This week President Kenyatta (pictured above) signed into law the Companies Bill 2015 that does away with the Companies Act Chapter 486 of the Laws of Kenya which is an archaic piece of legislation dating back to 1948. The new Companies Act is aimed at revolutionising business in the country by removing various pre-existing legislative stumbling blocks to doing business in Kenya. From an intellectual property (IP) perspective, the new Act has several important provisions that will affect how IP assets are managed by various business entities.
With over 1,000 sections, the new Act is incredibly detailed (bulky) and comprehensive. It codifies common law principles – in particular, the indoor management rule and common law fiduciary duties of directors. Along with this, it modernises company law by recognising electronic communication and the use of websites and other electronic avenues for a company’s communications. The new Act has also increased the penalties and fines for offences relating to companies. This blogpost will highlight some of the major changes in the new Companies Act.
These highlights include:
1. A person can now form a private company as the sole member. One (1) or more persons may form a company for any lawful purpose. Previously, at least two persons were required to form a company.
2. A private company will not require a Company Secretary; unless its paid up capital is/exceeds KES 5,000,000.
3. The restricted objects approach vis-a-vis a company’s objects has been scrapped therefore a company will have the capacity to undertake all legal transactions, subject only to its own limitations.
4. A company may make its public announcements and send notices to shareholders through its website.
5. Fiduciary duties of directors, previously derived from common law, are now provided in the Act eg. duty not to accept benefits from third parties; duty to act within powers; duty to exercise independent judgment; duty to exercise reasonable care, skill and diligence and the duty to avoid conflicts of interest.

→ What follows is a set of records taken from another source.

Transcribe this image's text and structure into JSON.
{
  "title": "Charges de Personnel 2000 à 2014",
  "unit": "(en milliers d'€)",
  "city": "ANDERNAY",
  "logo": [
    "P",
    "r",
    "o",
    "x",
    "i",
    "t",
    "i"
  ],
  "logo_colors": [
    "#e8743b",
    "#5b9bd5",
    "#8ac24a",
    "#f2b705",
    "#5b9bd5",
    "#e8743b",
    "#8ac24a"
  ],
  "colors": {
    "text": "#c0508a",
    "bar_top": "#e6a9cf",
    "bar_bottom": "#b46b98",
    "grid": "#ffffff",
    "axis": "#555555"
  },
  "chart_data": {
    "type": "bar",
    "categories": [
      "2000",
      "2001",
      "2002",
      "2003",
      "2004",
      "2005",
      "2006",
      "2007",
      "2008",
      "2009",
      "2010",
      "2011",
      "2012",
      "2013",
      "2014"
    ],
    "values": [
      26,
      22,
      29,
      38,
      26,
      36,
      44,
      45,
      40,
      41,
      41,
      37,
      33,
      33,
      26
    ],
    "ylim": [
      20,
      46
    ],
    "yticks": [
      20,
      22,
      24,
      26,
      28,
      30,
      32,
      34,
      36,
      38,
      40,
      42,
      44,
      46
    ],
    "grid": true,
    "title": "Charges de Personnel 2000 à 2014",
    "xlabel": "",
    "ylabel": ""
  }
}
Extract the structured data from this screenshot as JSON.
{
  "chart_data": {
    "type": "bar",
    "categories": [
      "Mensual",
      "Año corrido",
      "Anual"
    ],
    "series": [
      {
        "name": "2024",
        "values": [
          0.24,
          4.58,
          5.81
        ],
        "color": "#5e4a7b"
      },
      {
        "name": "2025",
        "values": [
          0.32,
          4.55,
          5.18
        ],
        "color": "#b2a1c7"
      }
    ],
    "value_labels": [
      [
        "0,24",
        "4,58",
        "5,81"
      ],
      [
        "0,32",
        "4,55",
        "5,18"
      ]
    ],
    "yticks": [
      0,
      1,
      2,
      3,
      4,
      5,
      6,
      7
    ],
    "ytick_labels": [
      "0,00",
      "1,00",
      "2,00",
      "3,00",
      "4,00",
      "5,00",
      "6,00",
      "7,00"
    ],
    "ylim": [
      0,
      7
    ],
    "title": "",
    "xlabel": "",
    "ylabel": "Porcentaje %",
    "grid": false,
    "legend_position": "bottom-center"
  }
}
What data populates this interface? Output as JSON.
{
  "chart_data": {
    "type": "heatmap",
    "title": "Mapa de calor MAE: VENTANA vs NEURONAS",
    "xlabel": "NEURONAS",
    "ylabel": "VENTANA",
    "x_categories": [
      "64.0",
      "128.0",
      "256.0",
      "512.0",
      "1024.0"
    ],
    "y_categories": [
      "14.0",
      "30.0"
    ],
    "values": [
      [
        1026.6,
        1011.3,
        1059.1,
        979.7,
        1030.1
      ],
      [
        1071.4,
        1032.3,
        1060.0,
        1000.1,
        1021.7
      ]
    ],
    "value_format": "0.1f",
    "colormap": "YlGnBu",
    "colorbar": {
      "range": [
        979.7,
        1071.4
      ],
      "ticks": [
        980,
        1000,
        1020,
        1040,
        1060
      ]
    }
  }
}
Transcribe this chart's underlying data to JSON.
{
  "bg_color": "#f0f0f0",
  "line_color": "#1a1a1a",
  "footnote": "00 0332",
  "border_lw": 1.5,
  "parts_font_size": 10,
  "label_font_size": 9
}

6. Model articles of association will be prescribed for companies in various sectors.
7. Private company members may pass resolutions either at meetings OR as written resolutions to be sent in hard copy or electronic form.

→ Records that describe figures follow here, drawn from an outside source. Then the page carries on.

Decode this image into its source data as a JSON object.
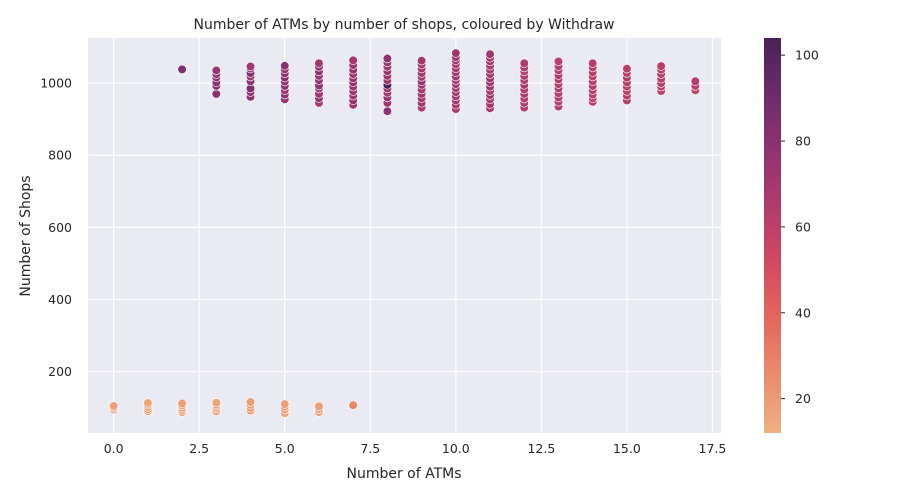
{
  "chart_data": {
    "type": "scatter",
    "title": "Number of ATMs by number of shops, coloured by Withdraw",
    "xlabel": "Number of ATMs",
    "ylabel": "Number of Shops",
    "xlim": [
      -0.75,
      17.75
    ],
    "ylim": [
      30,
      1125
    ],
    "xticks": [
      0,
      2.5,
      5,
      7.5,
      10,
      12.5,
      15,
      17.5
    ],
    "xtick_labels": [
      "0.0",
      "2.5",
      "5.0",
      "7.5",
      "10.0",
      "12.5",
      "15.0",
      "17.5"
    ],
    "yticks": [
      200,
      400,
      600,
      800,
      1000
    ],
    "ytick_labels": [
      "200",
      "400",
      "600",
      "800",
      "1000"
    ],
    "grid": true,
    "colorbar": {
      "label": "",
      "range": [
        12,
        104
      ],
      "ticks": [
        20,
        40,
        60,
        80,
        100
      ],
      "tick_labels": [
        "20",
        "40",
        "60",
        "80",
        "100"
      ],
      "palette": "flare",
      "colors": [
        "#edb081",
        "#e98d6b",
        "#e3685c",
        "#d14a61",
        "#b13c6c",
        "#8f3371",
        "#6c2b6d",
        "#4a2157"
      ]
    },
    "points": [
      {
        "x": 0,
        "y": 95,
        "c": 20
      },
      {
        "x": 0,
        "y": 100,
        "c": 19
      },
      {
        "x": 0,
        "y": 105,
        "c": 18
      },
      {
        "x": 1,
        "y": 90,
        "c": 17
      },
      {
        "x": 1,
        "y": 96,
        "c": 22
      },
      {
        "x": 1,
        "y": 102,
        "c": 21
      },
      {
        "x": 1,
        "y": 108,
        "c": 18
      },
      {
        "x": 1,
        "y": 113,
        "c": 16
      },
      {
        "x": 2,
        "y": 1038,
        "c": 84
      },
      {
        "x": 2,
        "y": 88,
        "c": 17
      },
      {
        "x": 2,
        "y": 94,
        "c": 19
      },
      {
        "x": 2,
        "y": 100,
        "c": 20
      },
      {
        "x": 2,
        "y": 106,
        "c": 16
      },
      {
        "x": 2,
        "y": 112,
        "c": 18
      },
      {
        "x": 3,
        "y": 970,
        "c": 80
      },
      {
        "x": 3,
        "y": 992,
        "c": 78
      },
      {
        "x": 3,
        "y": 1002,
        "c": 82
      },
      {
        "x": 3,
        "y": 1015,
        "c": 76
      },
      {
        "x": 3,
        "y": 1025,
        "c": 79
      },
      {
        "x": 3,
        "y": 1035,
        "c": 75
      },
      {
        "x": 3,
        "y": 90,
        "c": 18
      },
      {
        "x": 3,
        "y": 98,
        "c": 21
      },
      {
        "x": 3,
        "y": 104,
        "c": 19
      },
      {
        "x": 3,
        "y": 109,
        "c": 23
      },
      {
        "x": 3,
        "y": 114,
        "c": 17
      },
      {
        "x": 4,
        "y": 962,
        "c": 80
      },
      {
        "x": 4,
        "y": 975,
        "c": 76
      },
      {
        "x": 4,
        "y": 985,
        "c": 84
      },
      {
        "x": 4,
        "y": 1005,
        "c": 78
      },
      {
        "x": 4,
        "y": 1018,
        "c": 74
      },
      {
        "x": 4,
        "y": 1028,
        "c": 86
      },
      {
        "x": 4,
        "y": 1040,
        "c": 77
      },
      {
        "x": 4,
        "y": 1046,
        "c": 72
      },
      {
        "x": 4,
        "y": 92,
        "c": 19
      },
      {
        "x": 4,
        "y": 100,
        "c": 22
      },
      {
        "x": 4,
        "y": 108,
        "c": 18
      },
      {
        "x": 4,
        "y": 116,
        "c": 20
      },
      {
        "x": 5,
        "y": 955,
        "c": 75
      },
      {
        "x": 5,
        "y": 968,
        "c": 78
      },
      {
        "x": 5,
        "y": 980,
        "c": 72
      },
      {
        "x": 5,
        "y": 992,
        "c": 80
      },
      {
        "x": 5,
        "y": 1004,
        "c": 76
      },
      {
        "x": 5,
        "y": 1015,
        "c": 82
      },
      {
        "x": 5,
        "y": 1027,
        "c": 77
      },
      {
        "x": 5,
        "y": 1038,
        "c": 74
      },
      {
        "x": 5,
        "y": 1048,
        "c": 79
      },
      {
        "x": 5,
        "y": 85,
        "c": 17
      },
      {
        "x": 5,
        "y": 95,
        "c": 19
      },
      {
        "x": 5,
        "y": 103,
        "c": 22
      },
      {
        "x": 5,
        "y": 110,
        "c": 18
      },
      {
        "x": 6,
        "y": 945,
        "c": 70
      },
      {
        "x": 6,
        "y": 958,
        "c": 76
      },
      {
        "x": 6,
        "y": 970,
        "c": 72
      },
      {
        "x": 6,
        "y": 985,
        "c": 74
      },
      {
        "x": 6,
        "y": 993,
        "c": 78
      },
      {
        "x": 6,
        "y": 1008,
        "c": 75
      },
      {
        "x": 6,
        "y": 1020,
        "c": 73
      },
      {
        "x": 6,
        "y": 1032,
        "c": 80
      },
      {
        "x": 6,
        "y": 1045,
        "c": 77
      },
      {
        "x": 6,
        "y": 1055,
        "c": 71
      },
      {
        "x": 6,
        "y": 88,
        "c": 18
      },
      {
        "x": 6,
        "y": 96,
        "c": 17
      },
      {
        "x": 6,
        "y": 104,
        "c": 19
      },
      {
        "x": 7,
        "y": 940,
        "c": 72
      },
      {
        "x": 7,
        "y": 952,
        "c": 76
      },
      {
        "x": 7,
        "y": 965,
        "c": 70
      },
      {
        "x": 7,
        "y": 978,
        "c": 75
      },
      {
        "x": 7,
        "y": 990,
        "c": 73
      },
      {
        "x": 7,
        "y": 1002,
        "c": 78
      },
      {
        "x": 7,
        "y": 1013,
        "c": 74
      },
      {
        "x": 7,
        "y": 1025,
        "c": 71
      },
      {
        "x": 7,
        "y": 1037,
        "c": 76
      },
      {
        "x": 7,
        "y": 1050,
        "c": 73
      },
      {
        "x": 7,
        "y": 1063,
        "c": 70
      },
      {
        "x": 7,
        "y": 107,
        "c": 28
      },
      {
        "x": 8,
        "y": 922,
        "c": 78
      },
      {
        "x": 8,
        "y": 945,
        "c": 72
      },
      {
        "x": 8,
        "y": 960,
        "c": 75
      },
      {
        "x": 8,
        "y": 973,
        "c": 70
      },
      {
        "x": 8,
        "y": 985,
        "c": 74
      },
      {
        "x": 8,
        "y": 995,
        "c": 104
      },
      {
        "x": 8,
        "y": 1008,
        "c": 73
      },
      {
        "x": 8,
        "y": 1020,
        "c": 71
      },
      {
        "x": 8,
        "y": 1033,
        "c": 76
      },
      {
        "x": 8,
        "y": 1045,
        "c": 72
      },
      {
        "x": 8,
        "y": 1057,
        "c": 75
      },
      {
        "x": 8,
        "y": 1068,
        "c": 78
      },
      {
        "x": 9,
        "y": 932,
        "c": 68
      },
      {
        "x": 9,
        "y": 945,
        "c": 72
      },
      {
        "x": 9,
        "y": 958,
        "c": 70
      },
      {
        "x": 9,
        "y": 970,
        "c": 74
      },
      {
        "x": 9,
        "y": 982,
        "c": 69
      },
      {
        "x": 9,
        "y": 995,
        "c": 71
      },
      {
        "x": 9,
        "y": 1005,
        "c": 78
      },
      {
        "x": 9,
        "y": 1017,
        "c": 70
      },
      {
        "x": 9,
        "y": 1028,
        "c": 73
      },
      {
        "x": 9,
        "y": 1040,
        "c": 69
      },
      {
        "x": 9,
        "y": 1052,
        "c": 72
      },
      {
        "x": 9,
        "y": 1062,
        "c": 70
      },
      {
        "x": 10,
        "y": 928,
        "c": 68
      },
      {
        "x": 10,
        "y": 940,
        "c": 66
      },
      {
        "x": 10,
        "y": 952,
        "c": 72
      },
      {
        "x": 10,
        "y": 963,
        "c": 69
      },
      {
        "x": 10,
        "y": 975,
        "c": 70
      },
      {
        "x": 10,
        "y": 986,
        "c": 67
      },
      {
        "x": 10,
        "y": 997,
        "c": 71
      },
      {
        "x": 10,
        "y": 1008,
        "c": 68
      },
      {
        "x": 10,
        "y": 1018,
        "c": 74
      },
      {
        "x": 10,
        "y": 1030,
        "c": 69
      },
      {
        "x": 10,
        "y": 1041,
        "c": 70
      },
      {
        "x": 10,
        "y": 1052,
        "c": 67
      },
      {
        "x": 10,
        "y": 1063,
        "c": 72
      },
      {
        "x": 10,
        "y": 1072,
        "c": 70
      },
      {
        "x": 10,
        "y": 1083,
        "c": 73
      },
      {
        "x": 11,
        "y": 930,
        "c": 66
      },
      {
        "x": 11,
        "y": 942,
        "c": 70
      },
      {
        "x": 11,
        "y": 955,
        "c": 67
      },
      {
        "x": 11,
        "y": 967,
        "c": 72
      },
      {
        "x": 11,
        "y": 978,
        "c": 68
      },
      {
        "x": 11,
        "y": 990,
        "c": 71
      },
      {
        "x": 11,
        "y": 1002,
        "c": 69
      },
      {
        "x": 11,
        "y": 1013,
        "c": 73
      },
      {
        "x": 11,
        "y": 1025,
        "c": 68
      },
      {
        "x": 11,
        "y": 1037,
        "c": 70
      },
      {
        "x": 11,
        "y": 1048,
        "c": 67
      },
      {
        "x": 11,
        "y": 1060,
        "c": 71
      },
      {
        "x": 11,
        "y": 1070,
        "c": 69
      },
      {
        "x": 11,
        "y": 1080,
        "c": 72
      },
      {
        "x": 12,
        "y": 932,
        "c": 64
      },
      {
        "x": 12,
        "y": 945,
        "c": 66
      },
      {
        "x": 12,
        "y": 957,
        "c": 63
      },
      {
        "x": 12,
        "y": 970,
        "c": 67
      },
      {
        "x": 12,
        "y": 982,
        "c": 65
      },
      {
        "x": 12,
        "y": 995,
        "c": 68
      },
      {
        "x": 12,
        "y": 1008,
        "c": 64
      },
      {
        "x": 12,
        "y": 1020,
        "c": 66
      },
      {
        "x": 12,
        "y": 1032,
        "c": 63
      },
      {
        "x": 12,
        "y": 1043,
        "c": 67
      },
      {
        "x": 12,
        "y": 1055,
        "c": 65
      },
      {
        "x": 13,
        "y": 935,
        "c": 64
      },
      {
        "x": 13,
        "y": 948,
        "c": 62
      },
      {
        "x": 13,
        "y": 960,
        "c": 66
      },
      {
        "x": 13,
        "y": 972,
        "c": 63
      },
      {
        "x": 13,
        "y": 985,
        "c": 65
      },
      {
        "x": 13,
        "y": 997,
        "c": 62
      },
      {
        "x": 13,
        "y": 1010,
        "c": 64
      },
      {
        "x": 13,
        "y": 1022,
        "c": 66
      },
      {
        "x": 13,
        "y": 1035,
        "c": 63
      },
      {
        "x": 13,
        "y": 1047,
        "c": 65
      },
      {
        "x": 13,
        "y": 1060,
        "c": 62
      },
      {
        "x": 14,
        "y": 948,
        "c": 62
      },
      {
        "x": 14,
        "y": 958,
        "c": 60
      },
      {
        "x": 14,
        "y": 968,
        "c": 63
      },
      {
        "x": 14,
        "y": 980,
        "c": 61
      },
      {
        "x": 14,
        "y": 992,
        "c": 64
      },
      {
        "x": 14,
        "y": 1005,
        "c": 62
      },
      {
        "x": 14,
        "y": 1018,
        "c": 60
      },
      {
        "x": 14,
        "y": 1030,
        "c": 63
      },
      {
        "x": 14,
        "y": 1043,
        "c": 61
      },
      {
        "x": 14,
        "y": 1055,
        "c": 62
      },
      {
        "x": 15,
        "y": 952,
        "c": 64
      },
      {
        "x": 15,
        "y": 965,
        "c": 61
      },
      {
        "x": 15,
        "y": 978,
        "c": 63
      },
      {
        "x": 15,
        "y": 990,
        "c": 60
      },
      {
        "x": 15,
        "y": 1002,
        "c": 62
      },
      {
        "x": 15,
        "y": 1015,
        "c": 65
      },
      {
        "x": 15,
        "y": 1028,
        "c": 61
      },
      {
        "x": 15,
        "y": 1040,
        "c": 63
      },
      {
        "x": 16,
        "y": 978,
        "c": 62
      },
      {
        "x": 16,
        "y": 990,
        "c": 60
      },
      {
        "x": 16,
        "y": 1000,
        "c": 64
      },
      {
        "x": 16,
        "y": 1012,
        "c": 61
      },
      {
        "x": 16,
        "y": 1025,
        "c": 63
      },
      {
        "x": 16,
        "y": 1037,
        "c": 60
      },
      {
        "x": 16,
        "y": 1047,
        "c": 62
      },
      {
        "x": 17,
        "y": 980,
        "c": 60
      },
      {
        "x": 17,
        "y": 992,
        "c": 62
      },
      {
        "x": 17,
        "y": 1005,
        "c": 64
      }
    ]
  }
}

8. Shareholders’ approval will be required for directors’ fixed term service contracts in excess of two (2) years.
9. Private companies are now required to file financial statements with the Registrar of Companies within 9 months of the accounting period.
10. The minimum age of a director is reduced from 21 years to 18 years.
11. The maximum age of a director, previously set at 70 years, is not prescribed.
12. A document is validly executed if signed on behalf of the company by 1 director in the presence of a witness who attests the signature.
13. A private company and a public company must have at least 1 and 2 directors, respectively. At least 1 director must be a natural person. A sole member company qualifies as a natural person for purposes of directorship.
14. The Company has a duty to notify the Registrar of changes in directorship or directors’ addresses within 14 days after the change.
15. A resolution is required where the company intends to acquire from or transfer to a director a substantial non-cash asset.
16. A substantial non-cash asset in one whose value exceeds 10% of the company’s assets and is more that KES 5M or one that exceeds KES 10M.
17. A resolution may now be passed as a written resolution.
18. A Disqualification Order may be issued against a director/company secretary upon an application by the AG or the Official Receiver. The order is issued if the person is unfit to manage the company or it becomes insolvent during or subsequent to the person’s tenure. The order may only be imposed for a period of not less than 2 years and not more that 15 years. The application for an order, unless with leave of court, may only be made within 2 years after the relevant event.
19. The AG may accept a disqualification undertaking that the person will not hold a director/secretary position for a period of time. The AG will be guided by public interest, and the disqualification period shall not be less than 2 years or more than 15 years.
20. A Register of disqualification orders and undertakings shall be maintained. It shall be open for inspection by public.
21. A company shall file a copy of a resolution/agreement/written memorandum affecting its constitution within 14 days after it is passed.
22. Private companies are now required to file financial statements within 9 months after their accounting period.
23. Every company is required to make returns annually not later than the company’s return date. The return date is the anniversary of the company’s incorporation; or the last return date where lodged up to a different date.
24. A small company with a turnover of not more than 720 million shillings and net assets in its balance sheet of not more than 360 million is exempt from ensuring that its financial statements are audited in accordance with the Act.
Generally speaking, start-ups falling under the ‘small company’ regime appear to be the biggest gainers under this new Act as they will be able to easily set-up shop, identify, protect and commercialise their IP assets within fairly wide monetary thresholds paving the way for growth. For all companies, the regulatory requirements under the new Act appear to be aimed at enhancing transparency, accountability and good corporate governance. For instance, collecting societies which are registered under the Act as companies limited by guarantee will now be required to file financial statements with the Registrar of Companies whereas its directors are now subject to closer scrutiny in line with their fiduciary duties at the risk of disqualification.